Изменить стиль страницы

Набилось нас теперь в этом отделении – как сельдей в бочонке. Впрочем, несколько евреев потеснились, так что рядом с намеченным еврейчиком кое-как нашлось местечко, где и уселся один из наших офицеров, а остальные вместе с Тарченко остались пока стоя. Из всех ближайших к нам сынов Израиля один лишь этот еврейчик-франт продолжал сидеть неподвижно и безучастно у своего окошка; только поморщился, изображая на лице неприятное для себя удивление, когда неожиданно привалила в вагон наша ватага, – дескать, вот еще! Только этого нового беспокойства недоставало! И зачем их черт несет сюда?

Тарченко, в накинутой на плечи легкой шинели, стоит избоченясь прямо перед ним и спокойно докуривает папироску. Докурил и вдруг – хлоп слегка по плечу еврея:

– Пусти-ка, любезный, меня сесть.

Еврей передернулся, «амбициозно» повернул к нему лицо, удивленно поднял брови и с неудовольствием процедил сквозь зубы:

– Сшто такова?

– Сесть меня пусти, говорю.

– Зжвините, это маво месшту.

– Да ты видишь, однако, что я стою!

– Н-ну и сшто мине с таво, чи ви сштаитю, чи не стшаитю, когхда я имею сшваво балет?

– И я тоже имею билет. Ты уже сидел довольно, можешь и постоять.

– Зачиво я вам буду сштаять, когхда я гхочу сшидеть?

– Затем, что я прошу тебя уступить мне твое место.

– А когхда я вовсшю не гхочу всштупать!

– Не хочешь уступать, так я его займу и сам, когда мне вздумается.

– Н-ну, этаво ми ищо будим пасшматреть.

– А вот и посмотришь, как придет время.

– Эть! – махнул еврейчик рукою. – Асштавтю мине, пизжалуста! – И он отвернулся к окну и снова засосал свою цигарку.

Поезд мчится все дальше и дальше. Еврейская публика, очевидно, заинтересованная неожиданно начавшимся объяснением, насторожила глаза и уши, ждет, что будет и чем кончится. Проходит еще минут пять. Евреи, однако, видят, что дальнейшего продолжения истории нет, и потому мало-помалу начинают отвлекать свое внимание на другие предметы и возвращаться к своим прежним, на минуту прерванным было разговорам.

– Однако, любезный, пусти же меня сесть, наконец! – снова начинает Тарченко.

Еврейчик настойчиво продолжает смотреть в окошко и, куря, показывает вид, будто вовсе не замечает обращенной к нему фразы.

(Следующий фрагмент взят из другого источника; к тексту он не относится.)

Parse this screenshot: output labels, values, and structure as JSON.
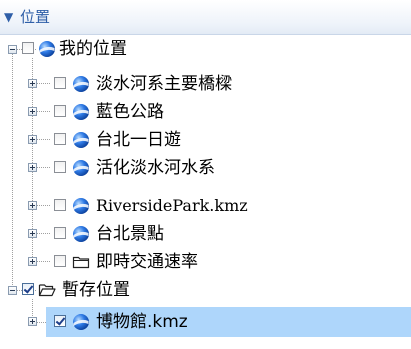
{
  "panel": {
    "title": "位置",
    "collapse_icon": "triangle-down-icon"
  },
  "tree": {
    "my_places": {
      "label": "我的位置",
      "checked": false,
      "icon": "globe-icon",
      "children": [
        {
          "label": "淡水河系主要橋樑",
          "icon": "globe-icon",
          "checked": false
        },
        {
          "label": "藍色公路",
          "icon": "globe-icon",
          "checked": false
        },
        {
          "label": "台北一日遊",
          "icon": "globe-icon",
          "checked": false
        },
        {
          "label": "活化淡水河水系",
          "icon": "globe-icon",
          "checked": false
        },
        {
          "label": "RiversidePark.kmz",
          "icon": "globe-icon",
          "checked": false
        },
        {
          "label": "台北景點",
          "icon": "globe-icon",
          "checked": false
        },
        {
          "label": "即時交通速率",
          "icon": "folder-icon",
          "checked": false
        }
      ]
    },
    "temp_places": {
      "label": "暫存位置",
      "checked": true,
      "icon": "open-folder-icon",
      "children": [
        {
          "label": "博物館.kmz",
          "icon": "globe-icon",
          "checked": true,
          "selected": true
        }
      ]
    }
  },
  "colors": {
    "header_text": "#2f5fa8",
    "selection": "#aed6fb"
  }
}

– Слышишь ли, тебе говорят! Я сесть хочу! – уже несколько настойчивее продолжает Тарченко.

Еврей усиленно старается показать вид, что не обращает на него внимания. Тарченко снова дотрагивается слегка до его плеча.

– Н-ну, и сшто ви до мине чапляетесь! – с досадой огрызнулся тот, наконец-то поворотив голову. – Я взже сшказал маво решенью и болш не зжелаю!

– Да ведь ты видишь, что офицер стоит, ты бы из вежливости...

– Сшто мине с таво, сшто афицер! Зжвините, я и сшам в сшибе таково зэке афицер!.. Я пассажир... Я сшам кипец на второва гильдию з Бялысшток... Ми тозже зжнаим перадок!.. И когхда ви гхочите до мине чаплятьсе, я буду претесштовать... Я претесштую... Зжвините, я претесштую... Я буду, накынец, кандыктор зжвать!

– И я позову кондуктора.

– Я буду писшать ув зжалобнаво кнышка!

– И я в незлобную книгу напишу. Так и напишу, что такой-то купец заставил меня простоять перед собою целую станцию. Вот и будем вместе писать – ты свое, а я свое. Я тебе скажу мою фамилию, а ты мне свою скажи – познакомимся кстати.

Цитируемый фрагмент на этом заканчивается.